Aujourd’hui, ce front se lézarde, et chacun joue sa propre partition. Il est indispensable que le couple franco-allemand intervienne et que les institutions européennes et internationales définissent des mesures d’encadrement et de moralisation pour réagir à la gravité de la crise financière et économique, afin d’empêcher qu’elle ne se reproduise.
La Commission européenne a mandaté Jacques de Larosière pour formuler des propositions visant à renforcer la réglementation et la surveillance du secteur financier européen. Son rapport présente une architecture inédite des structures financières, avec la création du conseil européen du risque systémique et du système européen de supervision financière, et l’attribution de la personnalité juridique aux organes européens de la surveillance qui remplacent les comités existants.
Ce rapport, qui constitue déjà un compromis avec les Britanniques, doit être mis en application intégralement. Privilégier la supervision quotidienne des établissements bancaires par les organes de contrôle nationaux serait contraire à une politique européenne. En effet, la coordination des actions, des méthodes et des définitions des superviseurs nationaux est du ressort de l’Union européenne. Quelle sera la position de la France, monsieur le secrétaire d’État ? Dans le cadre du Conseil de stabilité financière de Bâle, appuiera-t-elle la création d’un conseil européen du risque systémique ?
L’Europe, première économie mondiale, je le rappelle, a pourtant importé les normes comptables américaines, qui, en provoquant des à-coups dans l’évaluation des entreprises, ont alimenté la psychose des Bourses. Profitons de l’état de choc des ménages américains et de la méfiance ainsi engendrée pour revenir à des règles comptables antérieures et communes ! La participation du président du Conseil des normes comptables internationales, Sir David Tweedie, au dernier conseil ECOFIN serait-elle une initiative en ce sens ?
Pour en finir avec le chapitre économique et financier, le Conseil européen fera le bilan des mesures prises dans le cadre du plan de relance ; je souligne notamment la mesure de 4 milliards d’euros destinés aux infrastructures gazières, électriques et éoliennes, ainsi que les projets de piégeage et stockage du CO2, de renforcement de l’efficacité énergétique et des sources d’énergie renouvelables. Une analyse de la Commission du 2 juin dernier souligne que, si l’Union européenne tient ses objectifs de 20 % d’énergies renouvelables à l’horizon 2020, ce sont 410 000 emplois qui seraient créés, et le PIB augmenterait de 0, 24 %.
L’ordre du jour ne mentionne pas la sécurité énergétique.
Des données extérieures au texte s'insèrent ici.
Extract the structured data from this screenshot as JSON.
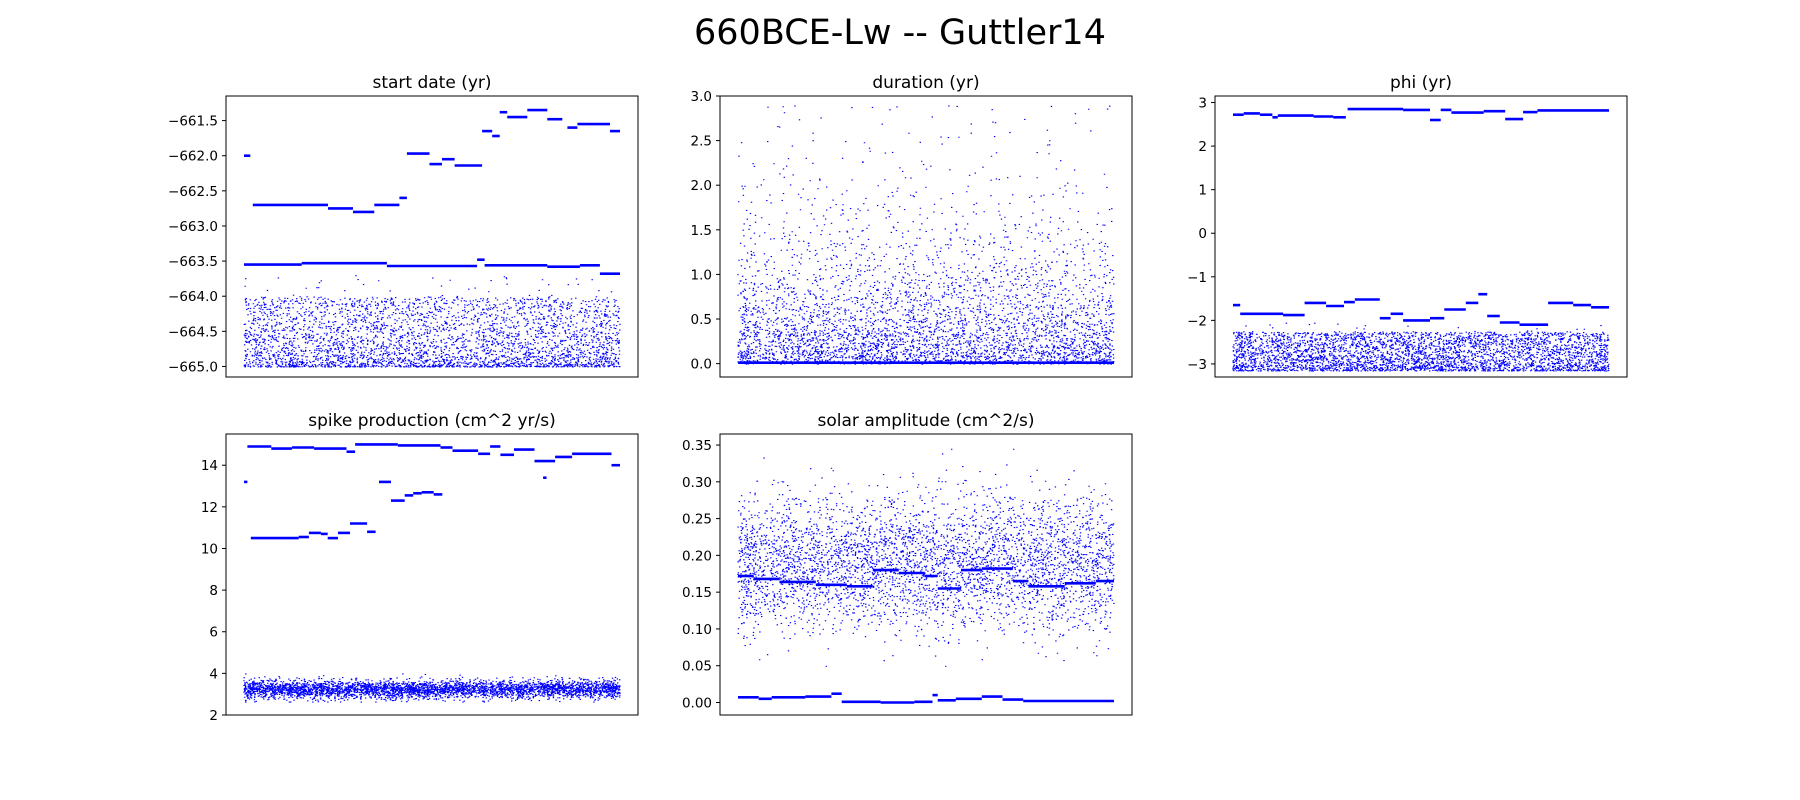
{
  "figure": {
    "title": "660BCE-Lw -- Guttler14",
    "point_color": "#0000ff"
  },
  "chart_data": [
    {
      "type": "scatter",
      "title": "start date (yr)",
      "ylim": [
        -665.15,
        -661.15
      ],
      "yticks": [
        -661.5,
        -662.0,
        -662.5,
        -663.0,
        -663.5,
        -664.0,
        -664.5,
        -665.0
      ],
      "ytick_labels": [
        "−661.5",
        "−662.0",
        "−662.5",
        "−663.0",
        "−663.5",
        "−664.0",
        "−664.5",
        "−665.0"
      ],
      "xticks": "none",
      "series": [
        {
          "kind": "steps",
          "segments": [
            {
              "x0": 0,
              "x1": 250,
              "y": -662.0
            },
            {
              "x0": 350,
              "x1": 3350,
              "y": -662.7
            },
            {
              "x0": 3350,
              "x1": 4350,
              "y": -662.75
            },
            {
              "x0": 4350,
              "x1": 5200,
              "y": -662.8
            },
            {
              "x0": 5200,
              "x1": 6200,
              "y": -662.7
            },
            {
              "x0": 6200,
              "x1": 6500,
              "y": -662.6
            },
            {
              "x0": 6500,
              "x1": 7400,
              "y": -661.97
            },
            {
              "x0": 7400,
              "x1": 7900,
              "y": -662.12
            },
            {
              "x0": 7900,
              "x1": 8400,
              "y": -662.05
            },
            {
              "x0": 8400,
              "x1": 9500,
              "y": -662.14
            },
            {
              "x0": 9500,
              "x1": 9900,
              "y": -661.65
            },
            {
              "x0": 9900,
              "x1": 10200,
              "y": -661.72
            },
            {
              "x0": 10200,
              "x1": 10500,
              "y": -661.38
            },
            {
              "x0": 10500,
              "x1": 11300,
              "y": -661.45
            },
            {
              "x0": 11300,
              "x1": 12100,
              "y": -661.35
            },
            {
              "x0": 12100,
              "x1": 12700,
              "y": -661.48
            },
            {
              "x0": 12900,
              "x1": 13300,
              "y": -661.6
            },
            {
              "x0": 13300,
              "x1": 14600,
              "y": -661.55
            },
            {
              "x0": 14600,
              "x1": 15000,
              "y": -661.65
            },
            {
              "x0": 0,
              "x1": 2300,
              "y": -663.55
            },
            {
              "x0": 2300,
              "x1": 5700,
              "y": -663.53
            },
            {
              "x0": 5700,
              "x1": 9300,
              "y": -663.57
            },
            {
              "x0": 9300,
              "x1": 9600,
              "y": -663.48
            },
            {
              "x0": 9600,
              "x1": 12100,
              "y": -663.56
            },
            {
              "x0": 12100,
              "x1": 13400,
              "y": -663.58
            },
            {
              "x0": 13400,
              "x1": 14200,
              "y": -663.56
            },
            {
              "x0": 14200,
              "x1": 15000,
              "y": -663.68
            }
          ]
        },
        {
          "kind": "cloud",
          "n": 3600,
          "mode": "uniform",
          "min": -665.0,
          "max": -664.0,
          "skew": 1.6,
          "outliers": 40,
          "omax": -663.7
        }
      ]
    },
    {
      "type": "scatter",
      "title": "duration (yr)",
      "ylim": [
        -0.15,
        3.0
      ],
      "yticks": [
        0.0,
        0.5,
        1.0,
        1.5,
        2.0,
        2.5,
        3.0
      ],
      "ytick_labels": [
        "0.0",
        "0.5",
        "1.0",
        "1.5",
        "2.0",
        "2.5",
        "3.0"
      ],
      "xticks": "none",
      "series": [
        {
          "kind": "steps",
          "segments": [
            {
              "x0": 0,
              "x1": 15000,
              "y": 0.01
            }
          ]
        },
        {
          "kind": "cloud",
          "n": 4200,
          "mode": "exp",
          "min": 0.0,
          "max": 2.9,
          "scale": 0.55,
          "outliers": 12,
          "omax": 2.85
        }
      ]
    },
    {
      "type": "scatter",
      "title": "phi (yr)",
      "ylim": [
        -3.3,
        3.15
      ],
      "yticks": [
        3,
        2,
        1,
        0,
        -1,
        -2,
        -3
      ],
      "ytick_labels": [
        "3",
        "2",
        "1",
        "0",
        "−1",
        "−2",
        "−3"
      ],
      "xticks": "none",
      "series": [
        {
          "kind": "steps",
          "segments": [
            {
              "x0": 0,
              "x1": 600,
              "y": 2.72
            },
            {
              "x0": 600,
              "x1": 1500,
              "y": 2.75
            },
            {
              "x0": 1500,
              "x1": 2200,
              "y": 2.72
            },
            {
              "x0": 2200,
              "x1": 2500,
              "y": 2.66
            },
            {
              "x0": 2500,
              "x1": 4500,
              "y": 2.7
            },
            {
              "x0": 4500,
              "x1": 5600,
              "y": 2.68
            },
            {
              "x0": 5600,
              "x1": 6300,
              "y": 2.66
            },
            {
              "x0": 6400,
              "x1": 9500,
              "y": 2.85
            },
            {
              "x0": 9500,
              "x1": 11000,
              "y": 2.83
            },
            {
              "x0": 11000,
              "x1": 11600,
              "y": 2.6
            },
            {
              "x0": 11600,
              "x1": 12200,
              "y": 2.83
            },
            {
              "x0": 12200,
              "x1": 14000,
              "y": 2.77
            },
            {
              "x0": 14000,
              "x1": 15200,
              "y": 2.8
            },
            {
              "x0": 15200,
              "x1": 16200,
              "y": 2.62
            },
            {
              "x0": 16200,
              "x1": 17000,
              "y": 2.78
            },
            {
              "x0": 17000,
              "x1": 21000,
              "y": 2.82
            },
            {
              "x0": 0,
              "x1": 400,
              "y": -1.65
            },
            {
              "x0": 400,
              "x1": 2800,
              "y": -1.85
            },
            {
              "x0": 2800,
              "x1": 4000,
              "y": -1.88
            },
            {
              "x0": 4000,
              "x1": 5200,
              "y": -1.6
            },
            {
              "x0": 5200,
              "x1": 6200,
              "y": -1.67
            },
            {
              "x0": 6200,
              "x1": 6800,
              "y": -1.58
            },
            {
              "x0": 6800,
              "x1": 8200,
              "y": -1.52
            },
            {
              "x0": 8200,
              "x1": 8800,
              "y": -1.95
            },
            {
              "x0": 8800,
              "x1": 9500,
              "y": -1.85
            },
            {
              "x0": 9500,
              "x1": 11000,
              "y": -2.0
            },
            {
              "x0": 11000,
              "x1": 11800,
              "y": -1.95
            },
            {
              "x0": 11800,
              "x1": 13000,
              "y": -1.75
            },
            {
              "x0": 13000,
              "x1": 13700,
              "y": -1.6
            },
            {
              "x0": 13700,
              "x1": 14200,
              "y": -1.4
            },
            {
              "x0": 14200,
              "x1": 14900,
              "y": -1.9
            },
            {
              "x0": 14900,
              "x1": 16000,
              "y": -2.05
            },
            {
              "x0": 16000,
              "x1": 17600,
              "y": -2.1
            },
            {
              "x0": 17600,
              "x1": 19000,
              "y": -1.6
            },
            {
              "x0": 19000,
              "x1": 20000,
              "y": -1.65
            },
            {
              "x0": 20000,
              "x1": 21000,
              "y": -1.7
            }
          ]
        },
        {
          "kind": "cloud",
          "n": 3800,
          "mode": "uniform",
          "min": -3.15,
          "max": -2.25,
          "skew": 1.3,
          "outliers": 20,
          "omax": -2.05
        }
      ]
    },
    {
      "type": "scatter",
      "title": "spike production (cm^2 yr/s)",
      "ylim": [
        2.0,
        15.5
      ],
      "yticks": [
        14,
        12,
        10,
        8,
        6,
        4,
        2
      ],
      "ytick_labels": [
        "14",
        "12",
        "10",
        "8",
        "6",
        "4",
        "2"
      ],
      "xticks": "none",
      "series": [
        {
          "kind": "steps",
          "segments": [
            {
              "x0": 0,
              "x1": 200,
              "y": 13.2
            },
            {
              "x0": 200,
              "x1": 1600,
              "y": 14.9
            },
            {
              "x0": 1600,
              "x1": 2800,
              "y": 14.8
            },
            {
              "x0": 2800,
              "x1": 4100,
              "y": 14.85
            },
            {
              "x0": 4100,
              "x1": 6000,
              "y": 14.8
            },
            {
              "x0": 6000,
              "x1": 6500,
              "y": 14.65
            },
            {
              "x0": 6500,
              "x1": 9000,
              "y": 15.0
            },
            {
              "x0": 9000,
              "x1": 11500,
              "y": 14.95
            },
            {
              "x0": 11500,
              "x1": 12200,
              "y": 14.85
            },
            {
              "x0": 12200,
              "x1": 13700,
              "y": 14.7
            },
            {
              "x0": 13700,
              "x1": 14400,
              "y": 14.55
            },
            {
              "x0": 14400,
              "x1": 15000,
              "y": 14.9
            },
            {
              "x0": 15000,
              "x1": 15800,
              "y": 14.5
            },
            {
              "x0": 15800,
              "x1": 17000,
              "y": 14.75
            },
            {
              "x0": 17000,
              "x1": 18200,
              "y": 14.2
            },
            {
              "x0": 18200,
              "x1": 19200,
              "y": 14.4
            },
            {
              "x0": 19200,
              "x1": 21500,
              "y": 14.55
            },
            {
              "x0": 21500,
              "x1": 22000,
              "y": 14.0
            },
            {
              "x0": 400,
              "x1": 3200,
              "y": 10.5
            },
            {
              "x0": 3200,
              "x1": 3800,
              "y": 10.55
            },
            {
              "x0": 3800,
              "x1": 4500,
              "y": 10.75
            },
            {
              "x0": 4500,
              "x1": 4900,
              "y": 10.7
            },
            {
              "x0": 4900,
              "x1": 5500,
              "y": 10.5
            },
            {
              "x0": 5500,
              "x1": 6200,
              "y": 10.75
            },
            {
              "x0": 6200,
              "x1": 7200,
              "y": 11.2
            },
            {
              "x0": 7200,
              "x1": 7700,
              "y": 10.8
            },
            {
              "x0": 7900,
              "x1": 8600,
              "y": 13.2
            },
            {
              "x0": 8600,
              "x1": 9400,
              "y": 12.3
            },
            {
              "x0": 9400,
              "x1": 9900,
              "y": 12.55
            },
            {
              "x0": 9900,
              "x1": 10400,
              "y": 12.65
            },
            {
              "x0": 10400,
              "x1": 11100,
              "y": 12.7
            },
            {
              "x0": 11100,
              "x1": 11600,
              "y": 12.6
            },
            {
              "x0": 17500,
              "x1": 17700,
              "y": 13.4
            }
          ]
        },
        {
          "kind": "cloud",
          "n": 4000,
          "mode": "normal",
          "center": 3.25,
          "sd": 0.22,
          "min": 2.65,
          "max": 4.0,
          "outliers": 0,
          "omax": 4.0
        }
      ]
    },
    {
      "type": "scatter",
      "title": "solar amplitude (cm^2/s)",
      "ylim": [
        -0.017,
        0.365
      ],
      "yticks": [
        0.35,
        0.3,
        0.25,
        0.2,
        0.15,
        0.1,
        0.05,
        0.0
      ],
      "ytick_labels": [
        "0.35",
        "0.30",
        "0.25",
        "0.20",
        "0.15",
        "0.10",
        "0.05",
        "0.00"
      ],
      "xticks": "none",
      "series": [
        {
          "kind": "steps",
          "segments": [
            {
              "x0": 0,
              "x1": 600,
              "y": 0.172
            },
            {
              "x0": 600,
              "x1": 1600,
              "y": 0.168
            },
            {
              "x0": 1600,
              "x1": 3000,
              "y": 0.164
            },
            {
              "x0": 3000,
              "x1": 4200,
              "y": 0.16
            },
            {
              "x0": 4200,
              "x1": 5200,
              "y": 0.158
            },
            {
              "x0": 5200,
              "x1": 6200,
              "y": 0.18
            },
            {
              "x0": 6200,
              "x1": 7200,
              "y": 0.176
            },
            {
              "x0": 7200,
              "x1": 7700,
              "y": 0.172
            },
            {
              "x0": 7700,
              "x1": 8600,
              "y": 0.155
            },
            {
              "x0": 8600,
              "x1": 9400,
              "y": 0.18
            },
            {
              "x0": 9400,
              "x1": 10600,
              "y": 0.182
            },
            {
              "x0": 10600,
              "x1": 11200,
              "y": 0.165
            },
            {
              "x0": 11200,
              "x1": 12600,
              "y": 0.158
            },
            {
              "x0": 12600,
              "x1": 13800,
              "y": 0.162
            },
            {
              "x0": 13800,
              "x1": 14500,
              "y": 0.165
            },
            {
              "x0": 0,
              "x1": 800,
              "y": 0.007
            },
            {
              "x0": 800,
              "x1": 1300,
              "y": 0.005
            },
            {
              "x0": 1300,
              "x1": 2600,
              "y": 0.007
            },
            {
              "x0": 2600,
              "x1": 3600,
              "y": 0.008
            },
            {
              "x0": 3600,
              "x1": 4000,
              "y": 0.012
            },
            {
              "x0": 4000,
              "x1": 5500,
              "y": 0.001
            },
            {
              "x0": 5500,
              "x1": 6800,
              "y": 0.0
            },
            {
              "x0": 6800,
              "x1": 7500,
              "y": 0.001
            },
            {
              "x0": 7500,
              "x1": 7700,
              "y": 0.01
            },
            {
              "x0": 7700,
              "x1": 8400,
              "y": 0.003
            },
            {
              "x0": 8400,
              "x1": 9400,
              "y": 0.005
            },
            {
              "x0": 9400,
              "x1": 10200,
              "y": 0.008
            },
            {
              "x0": 10200,
              "x1": 11000,
              "y": 0.004
            },
            {
              "x0": 11000,
              "x1": 14500,
              "y": 0.002
            }
          ]
        },
        {
          "kind": "cloud",
          "n": 4200,
          "mode": "normal",
          "center": 0.19,
          "sd": 0.045,
          "min": 0.05,
          "max": 0.345,
          "outliers": 0,
          "omax": 0.35
        }
      ]
    }
  ]
}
S’il est un sujet qui doit être traité en priorité, c’est bien l’énergie, l’un des piliers de la présidence tchèque. En effet, son pays dépendant en grande partie des importations russes de pétrole et de gaz, le Premier ministre tchèque Jan Fischer avait affirmé sa très forte sensibilité à la sécurité énergétique.
La dernière crise du gaz entre la Russie et l’Ukraine, qui avait de nouveau traumatisé les États membres de l’Union en 2008, sera peu de chose face à la crise qui couve aujourd’hui entre ces deux pays. Si les tensions éclatent, elles pourraient mettre en danger l’approvisionnement énergétique de l’Union européenne.
Les stockages gaziers souterrains ukrainiens jouent un rôle important dans l’approvisionnement de l’Europe de l’Ouest. Or le niveau de ces stocks est nettement inférieur au niveau habituel et nécessaire en cette période de l’année.